Some general comments:

- A header file should either provide "prototype-only" function declarations (function signatures) or inline function definitions.

- If a function is prototype-only, there should be a translation unit that actually provide the implementation of such function. That is, there should be an accompany `.cpp` source file that will be compiled into an object file. 
   - When generating the final library/executables outputs, such object files will be collected together. Otherwise, you will get undefined-symbol errors. 
   - When compiling other source code using the header, the compiler does not "see" the definitions of functions. It just blindly trust you that you will provide such definitions properly.
 
- Inline function definitions is used if you want compilers to "see" the definitions, this will lead to more optimization opportunities.

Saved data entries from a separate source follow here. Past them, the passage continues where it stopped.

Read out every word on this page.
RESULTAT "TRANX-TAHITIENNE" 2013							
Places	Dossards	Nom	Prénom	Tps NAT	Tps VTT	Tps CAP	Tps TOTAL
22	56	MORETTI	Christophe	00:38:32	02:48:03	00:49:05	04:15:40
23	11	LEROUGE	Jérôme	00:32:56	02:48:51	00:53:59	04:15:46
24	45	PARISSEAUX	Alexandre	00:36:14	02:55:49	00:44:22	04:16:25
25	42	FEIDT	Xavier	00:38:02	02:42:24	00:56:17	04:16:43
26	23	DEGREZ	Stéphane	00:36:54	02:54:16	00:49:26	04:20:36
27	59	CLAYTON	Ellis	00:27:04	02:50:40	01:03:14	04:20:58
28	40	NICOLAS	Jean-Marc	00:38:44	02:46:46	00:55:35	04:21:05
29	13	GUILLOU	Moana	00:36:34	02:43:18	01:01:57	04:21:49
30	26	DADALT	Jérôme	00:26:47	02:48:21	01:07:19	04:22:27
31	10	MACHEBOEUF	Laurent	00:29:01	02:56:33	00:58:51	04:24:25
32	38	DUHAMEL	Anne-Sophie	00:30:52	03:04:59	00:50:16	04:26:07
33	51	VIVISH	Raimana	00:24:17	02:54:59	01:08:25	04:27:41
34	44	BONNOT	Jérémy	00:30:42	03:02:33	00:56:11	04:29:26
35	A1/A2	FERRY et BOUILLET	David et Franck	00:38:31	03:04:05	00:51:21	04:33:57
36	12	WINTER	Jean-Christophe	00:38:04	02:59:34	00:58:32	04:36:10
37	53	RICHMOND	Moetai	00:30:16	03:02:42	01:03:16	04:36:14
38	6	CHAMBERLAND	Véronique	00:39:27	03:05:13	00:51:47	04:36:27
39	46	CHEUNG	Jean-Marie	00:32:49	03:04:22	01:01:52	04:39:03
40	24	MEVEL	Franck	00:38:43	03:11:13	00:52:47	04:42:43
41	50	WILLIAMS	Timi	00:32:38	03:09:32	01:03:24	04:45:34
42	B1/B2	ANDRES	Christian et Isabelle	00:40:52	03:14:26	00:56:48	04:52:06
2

   - You should mark functions with definitions in header as `inline`. Notice that, for C/C++, the preprocessing of source files are really just "copy-and-paste". Therefore, if a function is not marked as `inline`, compilers will expose such symbols. Since  the compiler cannot tell (not really but you can understand from this way) which parts come from header.  Unfortunately, header files are subject to be reused by multiple source files. Therefore, such symbols will be repeatedly exposed in multiple objects. Normally, this will lead to multiple-definition errors.
   - There are other ways to avoid multiple definitions such as `static` and unamed namespace. They basically tell the compiler that the symbol definition is local to the TU, such that the symbol shall not be exposed. 
   - In `llvm-libc`, our coding policy is to use `LIBC_INLINE` in header library.